In Colorado, Boulder County enacted a cannabis carbon tax, Enright said. Oregon state government is not currently considering anything similar.
On July 1, adults aged 21 and older can posses up to four marijuana plants. Growing those four plants indoors with lighting, climate control, ventilation and equipment to boost carbon dioxide to improve plant growth typically uses as much electricity as running 29 new refrigerators, according to one report by a California scientist. It is also equivalent to the total energy used by an average U.S. home.
“So you can start to see where the energy consumption is huge,” Enright said.
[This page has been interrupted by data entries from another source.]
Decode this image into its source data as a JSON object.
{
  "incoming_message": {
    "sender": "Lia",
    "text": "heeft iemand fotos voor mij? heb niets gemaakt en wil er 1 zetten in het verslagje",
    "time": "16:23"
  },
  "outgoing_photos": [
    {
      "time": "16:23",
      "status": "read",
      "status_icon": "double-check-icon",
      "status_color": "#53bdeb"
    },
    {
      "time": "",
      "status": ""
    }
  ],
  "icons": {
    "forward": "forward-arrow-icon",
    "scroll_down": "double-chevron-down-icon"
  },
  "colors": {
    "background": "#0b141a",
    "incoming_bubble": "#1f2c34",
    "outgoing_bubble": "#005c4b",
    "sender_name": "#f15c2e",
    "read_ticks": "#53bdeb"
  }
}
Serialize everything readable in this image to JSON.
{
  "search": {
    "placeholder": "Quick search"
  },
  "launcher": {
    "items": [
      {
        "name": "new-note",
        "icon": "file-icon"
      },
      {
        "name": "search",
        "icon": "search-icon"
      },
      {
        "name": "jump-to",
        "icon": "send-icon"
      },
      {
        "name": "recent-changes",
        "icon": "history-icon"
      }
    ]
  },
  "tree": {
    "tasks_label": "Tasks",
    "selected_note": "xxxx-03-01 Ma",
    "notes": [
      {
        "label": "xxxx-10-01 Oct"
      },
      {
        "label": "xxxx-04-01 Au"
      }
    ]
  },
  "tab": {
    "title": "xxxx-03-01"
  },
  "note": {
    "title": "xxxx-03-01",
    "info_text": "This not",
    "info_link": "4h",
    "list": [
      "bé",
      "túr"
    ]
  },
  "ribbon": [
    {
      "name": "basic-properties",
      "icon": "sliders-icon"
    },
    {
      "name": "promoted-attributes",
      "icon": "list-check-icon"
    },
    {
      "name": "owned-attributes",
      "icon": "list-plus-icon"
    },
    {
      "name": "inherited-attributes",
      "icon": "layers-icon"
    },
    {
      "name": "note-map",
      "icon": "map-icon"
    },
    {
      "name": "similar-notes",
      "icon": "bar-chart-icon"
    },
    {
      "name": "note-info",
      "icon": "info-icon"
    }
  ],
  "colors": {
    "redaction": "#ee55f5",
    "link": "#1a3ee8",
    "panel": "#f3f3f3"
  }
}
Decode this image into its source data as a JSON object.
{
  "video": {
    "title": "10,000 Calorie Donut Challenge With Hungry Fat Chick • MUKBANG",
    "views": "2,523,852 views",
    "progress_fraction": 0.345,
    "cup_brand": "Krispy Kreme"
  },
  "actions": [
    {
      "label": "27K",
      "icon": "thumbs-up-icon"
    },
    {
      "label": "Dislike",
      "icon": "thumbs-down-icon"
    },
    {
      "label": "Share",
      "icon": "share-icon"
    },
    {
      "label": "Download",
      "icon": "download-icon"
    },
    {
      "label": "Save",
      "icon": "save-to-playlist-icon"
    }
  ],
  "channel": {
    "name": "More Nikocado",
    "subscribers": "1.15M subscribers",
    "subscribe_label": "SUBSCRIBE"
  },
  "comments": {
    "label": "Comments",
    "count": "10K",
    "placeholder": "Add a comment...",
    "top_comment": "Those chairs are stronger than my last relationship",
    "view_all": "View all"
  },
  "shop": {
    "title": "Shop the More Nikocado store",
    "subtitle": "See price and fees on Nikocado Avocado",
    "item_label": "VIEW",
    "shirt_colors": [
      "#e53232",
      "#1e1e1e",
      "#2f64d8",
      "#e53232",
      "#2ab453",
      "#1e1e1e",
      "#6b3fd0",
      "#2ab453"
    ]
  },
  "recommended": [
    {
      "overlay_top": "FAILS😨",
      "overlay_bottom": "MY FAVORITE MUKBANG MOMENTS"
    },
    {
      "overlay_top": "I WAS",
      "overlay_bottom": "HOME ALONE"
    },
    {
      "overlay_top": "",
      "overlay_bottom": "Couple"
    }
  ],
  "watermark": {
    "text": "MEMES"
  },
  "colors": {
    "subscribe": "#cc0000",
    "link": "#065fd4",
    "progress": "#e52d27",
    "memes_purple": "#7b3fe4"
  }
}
The Northwest Power and Conservation Council estimated in September that energy demand from pot growers in Washington, Oregon, Idaho and Montana will nearly double over the next 20 years.
The anticipated increase in energy demand from legal recreational marijuana also caught the attention of investor and consumer-owned utilities. At a hearing in February, Portland General Electric government affairs analyst Brendan McCarthy told lawmakers on the committee working to implement legal pot that 85 percent of residential transformer problems it handles are caused by indoor marijuana grows.
McCarthy said there is currently a shortage of information about energy demand from pot grows. Utilities want the information so they can deliver the power cannabis growers need and plan for energy efficiency measures. McCarthy said utilities also need that information so they can keep employees and customers safe.
“It doesn’t help us for someone to say, ‘We’re gonna start a pottery business and we’re gonna have a lot of kilns running,’” McCarthy said. “We’ve heard that.”
Power-hungry pot gardens can rival the energy intensity of data centers, with lights as intense as in operating rooms and air circulating at 60-times the rate of ventilation in a modern home.
The increase in energy usage that accompanies growth of the marijuana industry has been documented when states legalized medical pot.
After California legalized medical marijuana in 1996, per capita residential electricity usage increased by 50 percent in Humboldt County, according to research by Evan Mills, a senior scientist at the Lawrence Berkeley National Laboratory in California, published in the journal Energy Policy in 2012.
Enright said Mills’ research is still the “most definitive work” on energy consumption by pot growers.
Mills estimated at the time that indoor cannabis cultivation and transport of the product was responsible for 1 percent of national energy consumption or $6 billion each year. The study also looked into the amount of greenhouse gas emissions from pot gardens.
“One average kilogram of final product is associated with 4,600 kg of carbon dioxide emissions to the atmosphere, or that of 3 million average U.S. cars when aggregated across all national production,” Mills wrote.
Criminalization of marijuana was only part of the reason growers favored indoor gardens; the environmental control has also allowed them to increase yields and control pests and other issues. Mills wrote that indoor marijuana growers could reduce the energy intensity of their operations by as much as 75 percent, if they adopt commercially available technologies such as those used by indoor agricultural greenhouse operators.